A few weeks before the end of school I started packing little treats in the kids’ lunches. Nothing too over-the-top — just things I don’t normally pack, like fruit snacks or cookies. I also started a very lazy alphabet countdown. In the morning I’d announce, “Today is O day! What should we do?” Then the kids would bicker for a while before deciding it was Opposite Day, then they’d spend the entire walk to the bus stop saying things like, “I love you so much. JUST KIDDING IT’S OPPOSITE DAY!”
Imagine. FOR A SECOND. How much fun “Purge Toys Day!” was.
All of it was my way of building excitement for the last day of school.
I asked them to wear the same clothes they wore on the first day of school. To my surprise, they were game.
Both of my kids were a little sad the morning of the last day. Thankfully they have a sentimental mother who has a lifetime of experience with this emotion. I gave them a hug and told them that their sadness was just a reflection of God’s goodness to us. What you are feeling is gratitude, abundance, celebration.
Before we walked to the bus, I gathered them to pray and corporately thank Jesus for answering our prayers for the year, for giving us more than we asked or imagined.
We started this year a little unsure. We were trepidatious, with grips on each others’ hands.
David thought first grade would be hard. He was scared of failure, but he emerged as a leader in his class. He made new friends — kids that are funny and kind. He deepened his love of reading and learning.

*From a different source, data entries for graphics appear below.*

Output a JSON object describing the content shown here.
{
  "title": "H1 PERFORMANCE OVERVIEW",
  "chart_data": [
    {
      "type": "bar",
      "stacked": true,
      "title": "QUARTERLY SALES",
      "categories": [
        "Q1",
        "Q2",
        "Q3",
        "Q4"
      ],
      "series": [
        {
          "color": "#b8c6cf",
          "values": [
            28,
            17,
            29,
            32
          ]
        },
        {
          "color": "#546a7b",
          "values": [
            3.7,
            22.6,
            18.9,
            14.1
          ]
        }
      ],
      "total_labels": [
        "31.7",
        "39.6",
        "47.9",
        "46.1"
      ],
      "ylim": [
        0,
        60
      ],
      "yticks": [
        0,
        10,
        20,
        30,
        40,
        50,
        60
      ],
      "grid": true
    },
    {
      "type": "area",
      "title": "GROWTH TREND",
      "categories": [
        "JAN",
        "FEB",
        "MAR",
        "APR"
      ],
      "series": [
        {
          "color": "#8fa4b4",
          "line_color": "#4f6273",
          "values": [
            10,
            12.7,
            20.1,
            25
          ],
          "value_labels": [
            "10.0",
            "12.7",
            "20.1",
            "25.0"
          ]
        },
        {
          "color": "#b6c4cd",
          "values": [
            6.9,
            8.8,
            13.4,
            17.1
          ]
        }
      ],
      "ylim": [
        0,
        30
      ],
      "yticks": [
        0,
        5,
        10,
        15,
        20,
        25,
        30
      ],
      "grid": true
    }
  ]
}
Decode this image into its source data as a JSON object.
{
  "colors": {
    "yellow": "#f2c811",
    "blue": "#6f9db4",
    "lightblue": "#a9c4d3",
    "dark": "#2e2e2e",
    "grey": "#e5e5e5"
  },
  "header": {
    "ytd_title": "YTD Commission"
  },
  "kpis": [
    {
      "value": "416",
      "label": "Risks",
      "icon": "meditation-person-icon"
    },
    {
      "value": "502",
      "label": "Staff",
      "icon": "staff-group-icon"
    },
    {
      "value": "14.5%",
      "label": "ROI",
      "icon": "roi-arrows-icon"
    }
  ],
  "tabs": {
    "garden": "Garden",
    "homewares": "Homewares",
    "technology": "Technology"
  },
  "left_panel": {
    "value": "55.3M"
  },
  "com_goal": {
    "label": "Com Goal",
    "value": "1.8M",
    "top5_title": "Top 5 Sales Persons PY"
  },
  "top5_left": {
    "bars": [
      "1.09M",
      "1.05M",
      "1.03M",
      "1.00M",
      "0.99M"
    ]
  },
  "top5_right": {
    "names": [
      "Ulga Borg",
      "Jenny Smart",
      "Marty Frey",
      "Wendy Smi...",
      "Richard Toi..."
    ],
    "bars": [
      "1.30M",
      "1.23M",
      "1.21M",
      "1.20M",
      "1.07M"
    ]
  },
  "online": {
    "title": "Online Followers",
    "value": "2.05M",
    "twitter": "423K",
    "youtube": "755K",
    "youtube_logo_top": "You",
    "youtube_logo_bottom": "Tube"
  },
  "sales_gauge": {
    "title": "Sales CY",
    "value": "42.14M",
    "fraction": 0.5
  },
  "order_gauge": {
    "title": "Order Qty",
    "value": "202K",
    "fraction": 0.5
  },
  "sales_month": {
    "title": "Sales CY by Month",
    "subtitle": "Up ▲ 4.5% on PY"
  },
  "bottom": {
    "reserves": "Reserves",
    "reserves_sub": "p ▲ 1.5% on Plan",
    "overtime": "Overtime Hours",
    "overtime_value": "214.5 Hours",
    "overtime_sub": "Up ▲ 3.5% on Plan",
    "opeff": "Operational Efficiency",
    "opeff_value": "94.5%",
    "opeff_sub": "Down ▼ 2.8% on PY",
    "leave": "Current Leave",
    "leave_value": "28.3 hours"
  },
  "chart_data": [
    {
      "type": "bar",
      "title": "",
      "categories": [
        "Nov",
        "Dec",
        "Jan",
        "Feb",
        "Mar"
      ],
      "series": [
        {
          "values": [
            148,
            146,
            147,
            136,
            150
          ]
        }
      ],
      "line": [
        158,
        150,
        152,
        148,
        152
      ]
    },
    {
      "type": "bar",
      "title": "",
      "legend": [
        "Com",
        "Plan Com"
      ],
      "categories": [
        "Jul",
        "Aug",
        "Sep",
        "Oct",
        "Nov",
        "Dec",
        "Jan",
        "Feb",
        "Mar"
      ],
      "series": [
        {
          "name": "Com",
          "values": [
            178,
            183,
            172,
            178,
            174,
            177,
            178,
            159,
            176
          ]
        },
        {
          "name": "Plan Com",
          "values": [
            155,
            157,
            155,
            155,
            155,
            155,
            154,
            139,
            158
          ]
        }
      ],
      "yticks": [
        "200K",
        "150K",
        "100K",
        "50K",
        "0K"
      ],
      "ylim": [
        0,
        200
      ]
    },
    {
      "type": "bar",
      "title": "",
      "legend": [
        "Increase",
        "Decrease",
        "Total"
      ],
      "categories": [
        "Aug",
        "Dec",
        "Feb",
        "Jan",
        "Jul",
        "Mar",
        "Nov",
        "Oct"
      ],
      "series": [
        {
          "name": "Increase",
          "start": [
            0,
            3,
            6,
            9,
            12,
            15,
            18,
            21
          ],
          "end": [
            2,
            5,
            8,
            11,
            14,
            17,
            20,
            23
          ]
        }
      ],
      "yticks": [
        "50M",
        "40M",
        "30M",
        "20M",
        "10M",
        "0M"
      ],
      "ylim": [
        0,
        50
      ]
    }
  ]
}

Mary had no idea what to expect, and even though this was my second time sending a kindergartener to school, I didn’t either. At the beginning of the year I worried about her all the time, and she rose to every challenge. Her teacher told her class that kindergarten is the best because they learn the most and they have the most fun. What a beautiful summary of the most magical year of school.
Every single day Mary drew a picture of me. Sometime me with her, sometimes me with Anna or Daddy. But always me, with brown hair, blue eyes, and a big smile.
When she would miss me during the day, her teacher had a system. If she missed Mommy, she could just walk up and give her teacher a hug. Once she joked with Mary, “I hope one day you hug your mommy and tell her that you miss me!”
Mary’s teacher created an environment that allowed her to grow, gain confidence. And since school has ended, Mary has spent every morning setting up a classroom for her stuffed animals that looks just like hers did at school.
I am so proud of her. As I type this, I could cry just thinking about how much she’s grown. I am very, very aware that what I am feeling is gratitude and abundance.
Thursday and Friday of the last week of school were both half days. I picked them up at the bus stop and let them watch a movie while Anna napped. The boys pressed their noses to the TV screen and Mary wandered over to the couch where I was sitting, typing this post. She chatted through the entire movie, asking me questions and telling me about her day.
It reminded me of what it was like before she went to kindergarten, when she followed me around the house and never left my side. It made me smile as a reminder that though they are another year older and more mature, they’re still my little loves.
We started unsure, we are ending with a whoop and a holler.
We are tired and ready for a break, but we’re so excited about the summer that the kids ran off the bus with big smiles and wide eyes; David took off his shirt, and swung it around his head while everyone at the bus stop clapped.